Courts Are Indeed Making Changes to the Law for Information-Related Tort Claims and New Article on A

For some time now, I’ve been writing about potential changes in product liability law due to rapid changes in communication and science. In a February, 2007 article for Corporate Counsel, I addressed various changes, including the widespread availability of scientific information and its impact on information-related tort claims. The article included my prediction that “sophisticated intermediary” types of defenses would change in light of all the available information. I’ll pat myself on the back and note that I was right – in a drug case in 2007, the West Virginia Supreme Court cast aside the “learned intermediary defense due to the wide availability of information to consumers. See Johnson and Johnson v. Karl, 220 W.Va. 463, 647 S.E.2d 899 (2007). The Court there said many things, including the following:

“When the learned intermediary doctrine was developed, direct-to-consumer advertising of prescription drugs was utterly unknown . . . Since the 1997 proliferation of drug advertising, only four high courts have adopted the learned intermediary doctrine . . . None of those courts gave thorough consideration to the changes that have occurred in the prescription drug industry with respect to direct-to-consumer advertising. We however, find such changes to be a significant factor in deciding this issue . . “

So, with that as background, I particularly enjoyed reading an excellent new article by Sarah (Sally) Olson of Wildman regarding the Johnson case and other additional specific examples of the Internet’s effect on tort claiming. The article is titled: Net’s Impact on Strict Product Laibility Law. The effects she describes include increased numbers of public consumer complaints of defects, consumer input into design, whether a company needs to monitor blogs, whether a company run blog or website will produce its own liability if a company is not accurate in what it says publicly, and various other points. Ms. Olson’s article is well worth reading in full and considering how it might apply in your context.
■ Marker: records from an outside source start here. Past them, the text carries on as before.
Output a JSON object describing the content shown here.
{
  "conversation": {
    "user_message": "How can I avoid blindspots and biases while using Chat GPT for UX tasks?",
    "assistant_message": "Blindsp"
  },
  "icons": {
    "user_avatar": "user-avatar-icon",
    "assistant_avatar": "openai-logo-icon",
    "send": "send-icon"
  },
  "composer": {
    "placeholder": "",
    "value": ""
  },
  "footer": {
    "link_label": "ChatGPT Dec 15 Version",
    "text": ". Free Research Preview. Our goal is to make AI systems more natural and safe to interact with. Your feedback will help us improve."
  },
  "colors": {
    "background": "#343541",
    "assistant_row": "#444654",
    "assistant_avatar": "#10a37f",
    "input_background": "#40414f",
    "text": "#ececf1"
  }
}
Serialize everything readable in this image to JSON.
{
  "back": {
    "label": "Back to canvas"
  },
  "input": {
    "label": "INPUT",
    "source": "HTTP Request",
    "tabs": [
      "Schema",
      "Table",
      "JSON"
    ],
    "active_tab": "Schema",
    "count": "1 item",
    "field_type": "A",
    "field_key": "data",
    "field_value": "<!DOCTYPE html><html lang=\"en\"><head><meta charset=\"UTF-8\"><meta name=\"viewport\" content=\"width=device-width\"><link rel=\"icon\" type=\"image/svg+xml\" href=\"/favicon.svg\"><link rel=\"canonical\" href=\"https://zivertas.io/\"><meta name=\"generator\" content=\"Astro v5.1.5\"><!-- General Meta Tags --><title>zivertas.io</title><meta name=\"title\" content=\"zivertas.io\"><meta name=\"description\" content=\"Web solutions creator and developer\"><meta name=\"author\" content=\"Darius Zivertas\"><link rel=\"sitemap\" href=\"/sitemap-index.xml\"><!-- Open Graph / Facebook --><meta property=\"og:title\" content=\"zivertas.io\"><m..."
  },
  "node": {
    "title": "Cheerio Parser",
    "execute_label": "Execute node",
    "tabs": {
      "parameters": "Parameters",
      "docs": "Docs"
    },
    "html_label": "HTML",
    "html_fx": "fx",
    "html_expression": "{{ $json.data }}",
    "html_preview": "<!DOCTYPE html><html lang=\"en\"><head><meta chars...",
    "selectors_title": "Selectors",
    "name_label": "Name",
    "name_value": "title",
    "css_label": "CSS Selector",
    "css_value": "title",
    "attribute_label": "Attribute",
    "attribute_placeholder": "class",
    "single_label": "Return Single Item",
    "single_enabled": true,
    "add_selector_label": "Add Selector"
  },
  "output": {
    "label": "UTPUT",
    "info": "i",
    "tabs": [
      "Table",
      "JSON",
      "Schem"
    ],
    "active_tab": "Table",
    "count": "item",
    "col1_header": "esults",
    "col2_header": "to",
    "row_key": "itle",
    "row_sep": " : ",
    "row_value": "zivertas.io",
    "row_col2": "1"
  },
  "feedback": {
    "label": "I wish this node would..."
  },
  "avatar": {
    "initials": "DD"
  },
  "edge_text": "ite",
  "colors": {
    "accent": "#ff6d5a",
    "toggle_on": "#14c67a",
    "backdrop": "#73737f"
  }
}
After that, think also about reading a 2008 book titled: Stop The Presses: The Crisis and Litigation PR Desk Reference. Written by Richard Levick and Larry Smith of Levick Strategic Communications, the book’s chapters 7 and * deal with blog strategies and lots of other “crisis” issues that did not exist 5 years ago in any material way. Then I’d suggest reading their chapter 9 on the impacts of media as related to increased prosecutorial activity. That’s a topic I’ve also covered in a more limited context in a 2006 Corporate Counsel article focused on “toxic torts” and criminal prosecutions.